De tweede vordering van Consument
4.8 Consument voert aan dat zijn huidige hypotheeklasten (bij [Naam financiële instelling]) hoger zijn dan zijn hypotheeklasten van destijds bij de Bank. De Commissie ziet niet in hoe dit de Bank kan worden aangerekend. Consument heeft er immers zelf voor gekozen om een hypothecaire geldlening af te sluiten bij [Naam financiële instelling]. Aangezien Consument zijn vordering ook niet nader onderbouwd heeft, dient deze vordering te worden afgewezen.

5. Beslissing

De Commissie wijst de vorderingen van Consument af.

De uitspraak heeft de vorm van een niet-bindend advies. Tegen deze uitspraak staat geen hoger beroep open bij de Commissie van Beroep Financiële Dienstverlening.

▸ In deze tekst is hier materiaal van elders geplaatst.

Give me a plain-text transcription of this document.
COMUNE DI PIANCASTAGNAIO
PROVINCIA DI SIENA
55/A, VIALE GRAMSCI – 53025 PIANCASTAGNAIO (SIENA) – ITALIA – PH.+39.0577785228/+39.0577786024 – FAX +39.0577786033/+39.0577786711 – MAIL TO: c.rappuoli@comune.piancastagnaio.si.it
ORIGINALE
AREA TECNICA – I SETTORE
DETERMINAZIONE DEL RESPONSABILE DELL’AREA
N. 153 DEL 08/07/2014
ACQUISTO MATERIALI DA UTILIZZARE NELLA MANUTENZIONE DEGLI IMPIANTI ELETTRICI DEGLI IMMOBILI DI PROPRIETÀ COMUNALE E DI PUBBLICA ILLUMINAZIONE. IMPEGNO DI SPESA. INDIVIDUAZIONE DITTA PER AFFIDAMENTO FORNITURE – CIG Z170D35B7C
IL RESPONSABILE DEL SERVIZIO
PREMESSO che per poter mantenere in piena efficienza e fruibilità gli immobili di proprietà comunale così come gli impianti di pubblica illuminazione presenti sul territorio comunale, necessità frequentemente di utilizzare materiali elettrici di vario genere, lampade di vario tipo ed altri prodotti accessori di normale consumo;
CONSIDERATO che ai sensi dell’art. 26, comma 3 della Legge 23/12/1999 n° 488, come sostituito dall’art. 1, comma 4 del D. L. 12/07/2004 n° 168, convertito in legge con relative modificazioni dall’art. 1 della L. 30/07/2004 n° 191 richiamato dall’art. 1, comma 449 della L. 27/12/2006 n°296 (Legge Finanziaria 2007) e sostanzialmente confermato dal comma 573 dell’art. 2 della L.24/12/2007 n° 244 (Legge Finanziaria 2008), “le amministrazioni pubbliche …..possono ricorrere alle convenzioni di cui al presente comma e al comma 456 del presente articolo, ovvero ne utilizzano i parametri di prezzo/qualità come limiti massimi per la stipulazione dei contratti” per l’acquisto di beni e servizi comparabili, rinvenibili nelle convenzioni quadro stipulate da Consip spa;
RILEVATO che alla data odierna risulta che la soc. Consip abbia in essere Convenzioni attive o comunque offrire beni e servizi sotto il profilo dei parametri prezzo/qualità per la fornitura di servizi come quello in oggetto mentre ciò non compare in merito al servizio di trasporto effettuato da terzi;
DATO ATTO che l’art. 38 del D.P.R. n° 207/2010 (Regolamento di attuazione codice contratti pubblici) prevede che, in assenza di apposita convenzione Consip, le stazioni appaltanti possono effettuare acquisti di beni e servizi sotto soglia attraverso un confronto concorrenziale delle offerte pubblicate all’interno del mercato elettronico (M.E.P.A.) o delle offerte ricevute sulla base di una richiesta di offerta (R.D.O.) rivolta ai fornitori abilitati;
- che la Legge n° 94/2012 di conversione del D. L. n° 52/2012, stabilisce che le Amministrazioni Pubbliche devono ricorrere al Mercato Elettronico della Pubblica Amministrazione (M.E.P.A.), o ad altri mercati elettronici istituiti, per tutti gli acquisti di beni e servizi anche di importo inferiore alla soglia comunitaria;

U kunt de zaak nog wel aan de rechter voorleggen.

U kunt, binnen twee weken na de verzenddatum van deze uitspraak, bij de Voorzitter van de Geschillencommissie Financiële Dienstverlening schriftelijk een verzoek indienen tot herstel van kennelijke vergissingen in de uitspraak. U moet daarbij met name denken aan correctie van reken- of schrijffouten en verbetering van namen en data. De volledige procedure met de termijnen die daarbij in acht moeten worden genomen staat beschreven in artikel 40 van het Reglement.